Existe la idea de que una máquina siempre va a ser más objetiva que una persona. ¿Hasta qué punto pueden los algoritmos ser parciales?

Lo son tanto como las personas que los diseñan los entrenan. Es decir, la neutralidad no existe. Algo que sí tienen los algoritmos es que son auditables, mientras que la mente humana no lo es. Con lo cual, cuando el algoritmo toma decisiones sesgadas podemos saber que lo hace, mientras que es mucho más difícil entender las dinámicas de un humano. Para bien o para mal, las máquinas son muy constantes en sus aciertos y en sus errores. Yo tengo mucha fe en los algoritmos porque creo que abren una era de una gran transparencia en la que cualquier proceso en el que intervengan será de por sí auditable. Con eso creo que ganamos todos.
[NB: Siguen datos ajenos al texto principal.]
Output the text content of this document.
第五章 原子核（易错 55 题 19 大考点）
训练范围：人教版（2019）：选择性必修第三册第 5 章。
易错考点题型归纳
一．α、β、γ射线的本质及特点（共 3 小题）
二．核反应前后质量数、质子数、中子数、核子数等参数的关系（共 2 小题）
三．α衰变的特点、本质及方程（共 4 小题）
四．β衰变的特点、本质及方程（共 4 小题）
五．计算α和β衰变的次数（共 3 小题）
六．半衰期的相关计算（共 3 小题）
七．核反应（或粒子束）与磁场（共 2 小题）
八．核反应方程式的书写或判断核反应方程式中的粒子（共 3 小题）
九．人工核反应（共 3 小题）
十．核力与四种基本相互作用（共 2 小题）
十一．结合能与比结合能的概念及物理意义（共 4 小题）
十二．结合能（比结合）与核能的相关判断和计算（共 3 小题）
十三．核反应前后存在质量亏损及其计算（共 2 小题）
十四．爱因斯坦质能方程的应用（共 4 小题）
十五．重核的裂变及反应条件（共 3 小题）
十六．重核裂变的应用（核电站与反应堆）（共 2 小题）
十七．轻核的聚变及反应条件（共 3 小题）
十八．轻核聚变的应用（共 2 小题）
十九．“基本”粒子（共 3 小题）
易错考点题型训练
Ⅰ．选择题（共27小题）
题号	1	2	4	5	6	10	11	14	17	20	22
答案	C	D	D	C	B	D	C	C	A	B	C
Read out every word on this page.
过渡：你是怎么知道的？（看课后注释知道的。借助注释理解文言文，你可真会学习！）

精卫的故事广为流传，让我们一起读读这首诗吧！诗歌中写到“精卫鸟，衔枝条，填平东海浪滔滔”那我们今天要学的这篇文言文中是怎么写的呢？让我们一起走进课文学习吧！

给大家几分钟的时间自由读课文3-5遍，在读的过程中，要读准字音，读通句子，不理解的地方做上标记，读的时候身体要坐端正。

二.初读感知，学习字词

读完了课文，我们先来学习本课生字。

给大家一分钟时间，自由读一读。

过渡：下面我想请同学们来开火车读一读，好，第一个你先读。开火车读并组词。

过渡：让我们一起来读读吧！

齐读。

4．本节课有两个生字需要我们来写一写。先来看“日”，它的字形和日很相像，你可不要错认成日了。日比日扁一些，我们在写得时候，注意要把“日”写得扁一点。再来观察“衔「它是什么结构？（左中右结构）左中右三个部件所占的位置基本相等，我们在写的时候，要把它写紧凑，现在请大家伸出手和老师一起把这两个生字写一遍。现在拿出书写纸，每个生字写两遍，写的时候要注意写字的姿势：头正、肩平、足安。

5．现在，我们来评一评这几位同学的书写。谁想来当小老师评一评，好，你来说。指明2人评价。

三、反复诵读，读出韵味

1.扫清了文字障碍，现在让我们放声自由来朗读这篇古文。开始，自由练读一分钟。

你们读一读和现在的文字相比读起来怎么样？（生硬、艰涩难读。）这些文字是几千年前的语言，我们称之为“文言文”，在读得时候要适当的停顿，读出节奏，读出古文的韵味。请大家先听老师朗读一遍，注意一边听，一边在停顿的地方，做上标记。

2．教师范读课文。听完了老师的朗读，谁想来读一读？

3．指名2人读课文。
En el caso de Cambridge Analytica vimos cómo los algoritmos nos pueden manipular. ¿La tecnología está afectando a la calidad democrática?

Muchísimo, pero no tanto por la tecnología, sino quienes se han colocado detrás de ella y el poder que les hemos dejado acumular. Ahora mismo las infraestructuras tecnológicas del mundo son de empresas privadas y los sistemas que utilizamos para comunicarnos y guardar nuestra historia son repositorios privados. La erosión de la democracia está, precisamente, en dejar que algunas empresas acumulen un nivel brutal de control sobre los datos personales de la gente que permite hacer cosas como Cambridge Analytica.

«El mercado se puede permitir el lujo de ignorar la regulación porque es tan poderoso que le sale más a cuenta pagar multas»

En este sentido, no es tanto que la tecnología de por sí impacte o erosione la democracia, sino que los monopolios tecnológicos son lo que están erosionando nuestra capacidad de tomar decisiones porque, básicamente, los Estados deciden regular, pero el mercado se puede permitir el lujo de ignorarlos porque es tan grande y poderoso que ni siquiera los mecanismos tradicionales del Estado sirven para sancionar y desincentivar malas prácticas. Les sale más a cuenta pagar multas que cambiar prácticas.

En plena pandemia, de hecho, hubo polémica en cuanto a la privacidad por la aplicación Radar COVID, aunque realmente damos acceso a datos personales a muchas otras apps. ¿Pecamos de exceso de confianza en algunos aspectos tecnológicos o somos desconfiados selectivamente?

Somos hiperconfiados por ese proceso del que hablamos de enamoramiento que he mencionado antes. Nos encanta todo lo nuevo. Tenemos una tendencia natural a dejarnos seducir por estos sistemas, y eso nos lleva a una relajación de nuestro espíritu crítico y a una cierta incapacidad de hacer las preguntas relevantes cuando aún estamos a tiempo. Nos despertamos muy tarde y, cuando estos sistemas ya están tan incorporados en nuestra cotidianidad, es muy difícil cambiar esa realidad.

¿La privacidad y la desconexión van a ser un lujo para algunos e imposible para otros?

Ya lo son. No obstante, eso no quiere decir que sea así para siempre. Podría haber algún tipo de shock que nos hiciera cambiar, como un robo masivo de datos a nivel mundial por parte de actores con muy malas intenciones. Igual que la pandemia nos ha hecho cambiar nuestros hábitos de higiene o cómo nos comportamos en público, podría ocurrir que la gente se despertara y de repente tuviera mucho más cuidado. Hay sucesos traumáticos a nivel social que pueden llevar a cambiar actitudes. Esperemos que no tengamos que llegar a ese punto, pero es verdad que no es descartable teniendo en cuenta que, ahora mismo, nuestros datos se encuentran en estos sistemas tan privados y frágiles. Insisto, la tecnología nos aporta cosas muy buenas. Si no tenemos los mecanismos para discernir entre la buena tecnología y la mala tecnología al final estaremos rodeados de la mala, y llevamos muchos años con mala tecnología a nuestro alrededor.